Üye devletlere ceza hukukunun kötüye kullanılması Avrupa Konseyi tarafından alenen kınanmalı çağrısı yapan Gazeteci Dernekleri, Türk yetkililere, Avrupa Konseyi’nin rehberliğinde bağımsız haberciliği engellemeye veya suç teşkil etmeye yönelik tüm eylemleri durdurmaya ve kovuşturma ve yargı bağımsızlığını ve tarafsızlığını yeniden tesis etmeye ve ülkenin ifade özgürlüğüne ilişkin uluslarası standartlarda yasal çerçeveyi sağlamak için adımlar atmaya çağırdı.

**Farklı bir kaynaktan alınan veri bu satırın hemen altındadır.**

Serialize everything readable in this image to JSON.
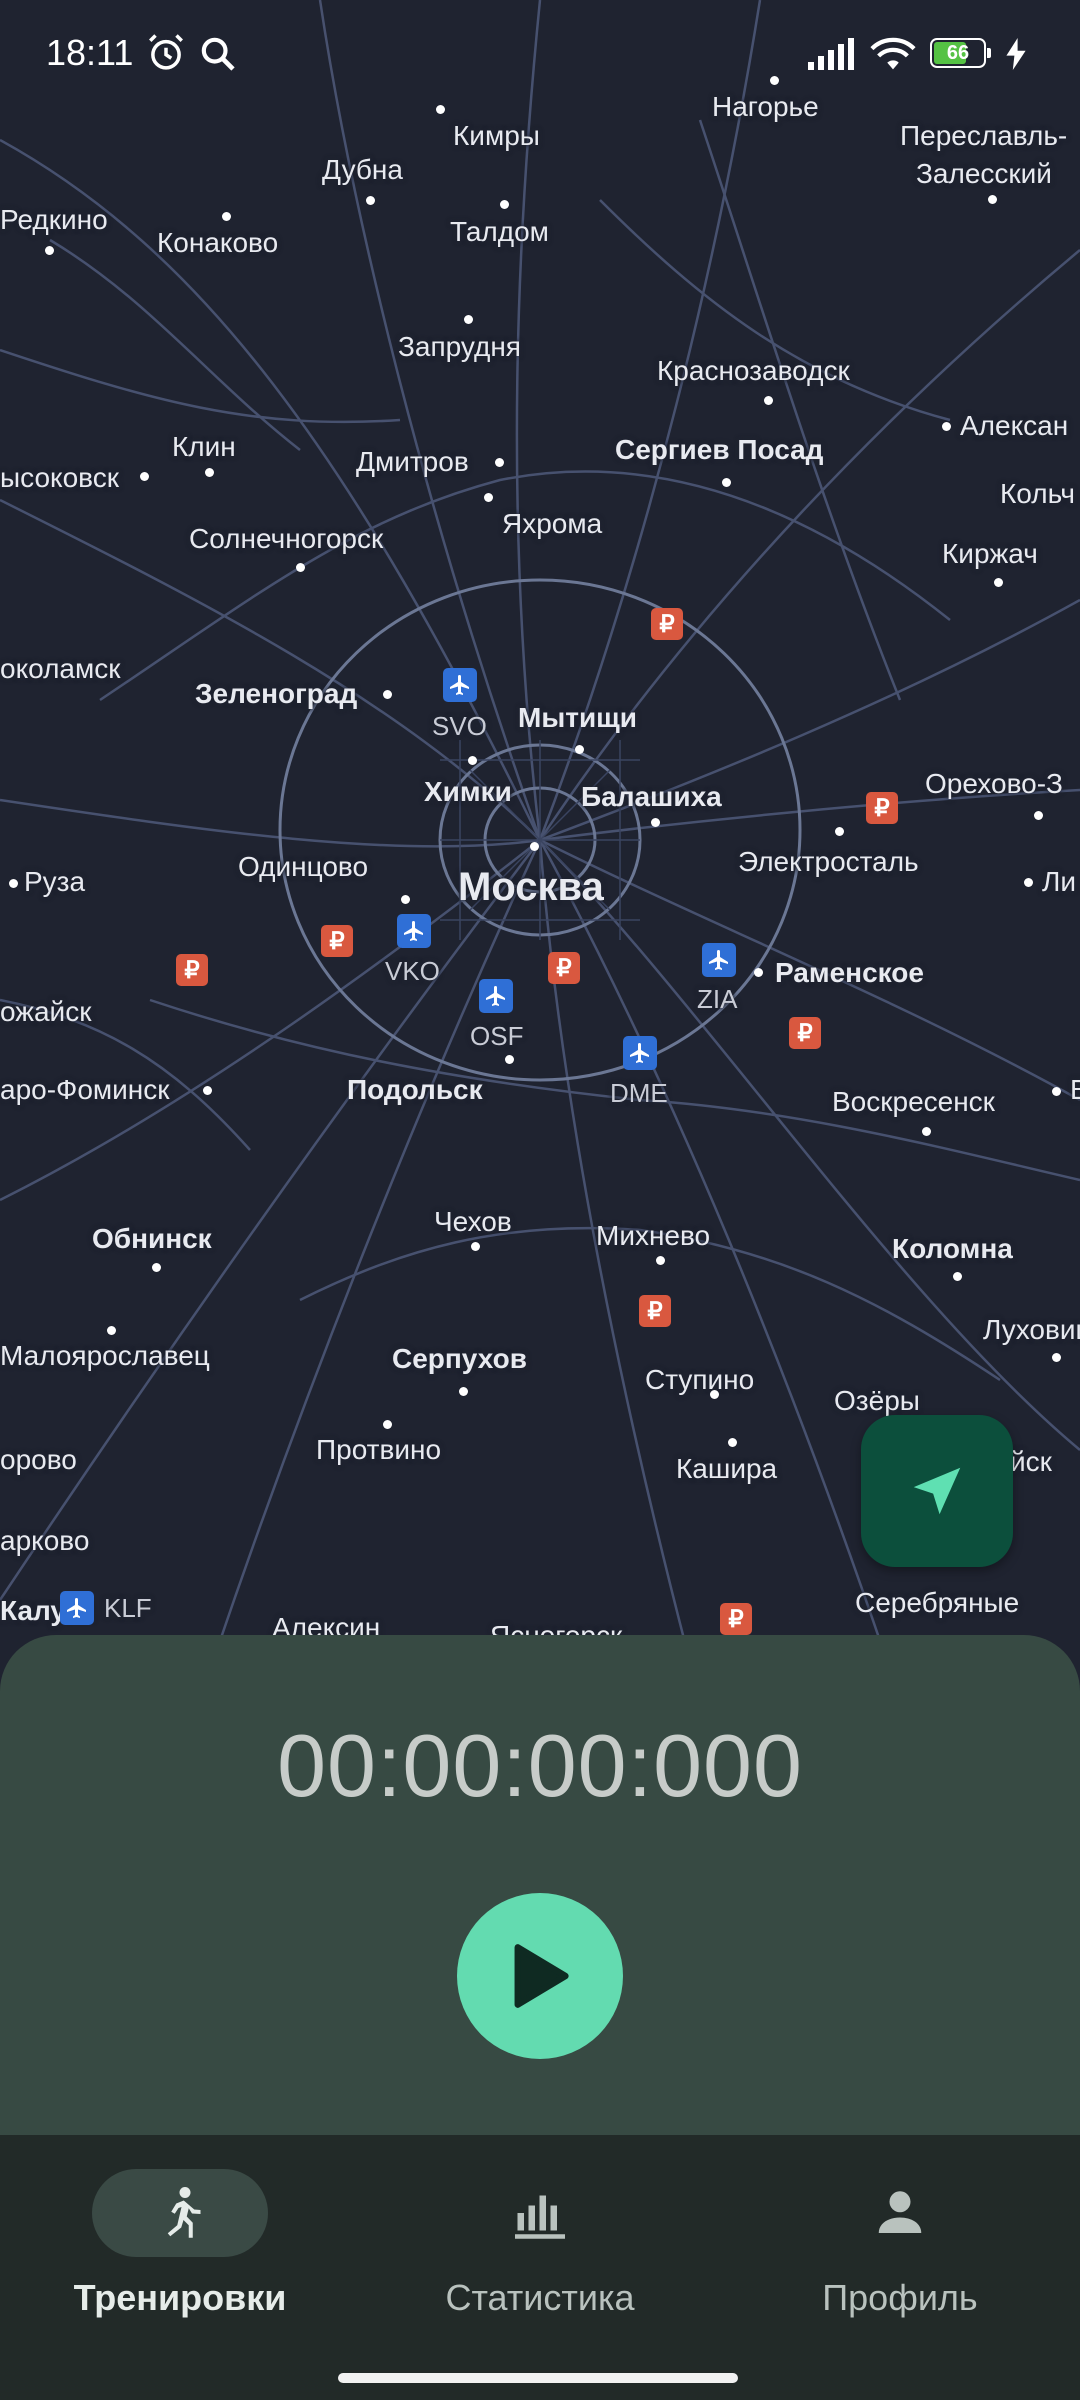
{
  "status_bar": {
    "time": "18:11",
    "battery_percent": "66",
    "icons": [
      "alarm-icon",
      "search-icon",
      "signal-icon",
      "wifi-icon",
      "battery-icon",
      "charging-icon"
    ]
  },
  "map": {
    "labels": {
      "kimry": "Кимры",
      "nagorye": "Нагорье",
      "pereslavl1": "Переславль-",
      "pereslavl2": "Залесский",
      "dubna": "Дубна",
      "redkino": "Редкино",
      "konakovo": "Конаково",
      "taldom": "Талдом",
      "zaprudnya": "Запрудня",
      "krasnozavodsk": "Краснозаводск",
      "klin": "Клин",
      "dmitrov": "Дмитров",
      "sergiev": "Сергиев Посад",
      "alexan": "Алексан",
      "vysokovsk": "ысоковск",
      "kolch": "Кольч",
      "solnech": "Солнечногорск",
      "yakhroma": "Яхрома",
      "kirzhach": "Киржач",
      "volokolamsk": "околамск",
      "zelenograd": "Зеленоград",
      "svo": "SVO",
      "mytishchi": "Мытищи",
      "khimki": "Химки",
      "balashikha": "Балашиха",
      "orekhovo": "Орехово-З",
      "odintsovo": "Одинцово",
      "moskva": "Москва",
      "elektrostal": "Электросталь",
      "ruza": "Руза",
      "li": "Ли",
      "vko": "VKO",
      "ramenskoe": "Раменское",
      "mozhaysk": "ожайск",
      "zia": "ZIA",
      "osf": "OSF",
      "naro": "аро-Фоминск",
      "podolsk": "Подольск",
      "dme": "DME",
      "voskresensk": "Воскресенск",
      "v": "В",
      "chekhov": "Чехов",
      "mikhnevo": "Михнево",
      "obninsk": "Обнинск",
      "kolomna": "Коломна",
      "lukhovi": "Луховиц",
      "maloyar": "Малоярославец",
      "serpukhov": "Серпухов",
      "stupino": "Ступино",
      "ozery": "Озёры",
      "borovo": "орово",
      "protvino": "Протвино",
      "kashira": "Кашира",
      "ysk": "йск",
      "zharkovo": "арково",
      "kaluga": "Калуга",
      "klf": "KLF",
      "serebryanye": "Серебряные",
      "aleksin": "Алексин",
      "yasnogorsk": "Ясногорск"
    }
  },
  "timer": {
    "value": "00:00:00:000"
  },
  "nav": {
    "items": [
      {
        "label": "Тренировки",
        "icon": "running-icon",
        "active": true
      },
      {
        "label": "Статистика",
        "icon": "bar-chart-icon",
        "active": false
      },
      {
        "label": "Профиль",
        "icon": "person-icon",
        "active": false
      }
    ]
  },
  "colors": {
    "map_bg": "#1f2330",
    "panel_bg": "#374a43",
    "accent": "#63dbb0",
    "fab_bg": "#0c4f3c",
    "nav_bg": "#222a28"
  }
}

MAHKEME KARARLARI UYGULANMIYOR
Yargı bağımsızlığı, basın özgürlüğü ve gazetecilerin anayasal haklarını savunabilmeleri için temel bir hak. Avrupa Mahkemesi, gazetecilerin haklarının muhafaza edilmesinin garanti altına alınmasında kritik bir gözetim rolü oynamakta. “Ancak, Türkiye gibi yargı alanlarında Mahkeme kararlarının uygulanmaması, Avrupa insan hakları çerçevesine bir meydan okumadır” şeklinde ifade edilen raporda, Türkiye’de Anayasa Mahkemesinin bağımsızlığına yönelik siyasi saldırılar, ülkede hukukun üstünlüğünü daha da tehlikeye attığı kaydedildi. Gazeteciler, yetkili makamların eleştirel haberciliği engelleme adı altında, savcılık ve yargı bağımsızlığı ve tarafsızlığı bağlamında daha da kötüleşen, devam eden adli tehditlerle karşı karşıya.
COVİD-19 CEZALARI
Türkiye’de gazeteciler, Covid-19 salgınının etkileri hakkında haber yaptıkları için para cezaları veya tutuklamalarla karşı karşıya kaldı. Türkiye’de, Radyo Televizyon Üst Kurulu (RTÜK), devletin Covid-19 politikalarını haber verirken Fatih Portakal’ın eleştirel yorumları üzerine Fox TV’ye yayın yasağı getirdi. Cumhurbaşkanı Erdoğan’ın virüse karşı mücadelede halktan bağış toplama kampanyasını eleştirdikten sonra “nefrete tahrik” suçundan Nisan ayında eski Halk TV yöneticisi gazeteci Hakan Aygün tutuklandı.
KAMUYA AÇIK ALANLARDA SALDIRILAR
Son iki yıldır, kamuya açık olaylar takip eden gazetecilere hem devlet, hem de halk tarafından protestolar ve mitingler sırasında çok sayıda fiziksel saldırı olduğu bildirildi.
Mesleki faaliyetleriyle bağlantılı olarak gözaltına alınan veya hapse atılan tüm gazetecileri ve diğer medya çalışanlarını serbest bırakmalıdır. Avrupa Konseyi ile yakın işbirliği içinde ve siyasi faaliyetlerden bağımsız olarak acil adli incelemeler yapılması konusunda Türkiye’nin denadım atması gerektiği vurgulanarak, 2021’in başında Türkiye’de en az 60 gazetecinin tutuklu bulunduğu hatırlatıldı.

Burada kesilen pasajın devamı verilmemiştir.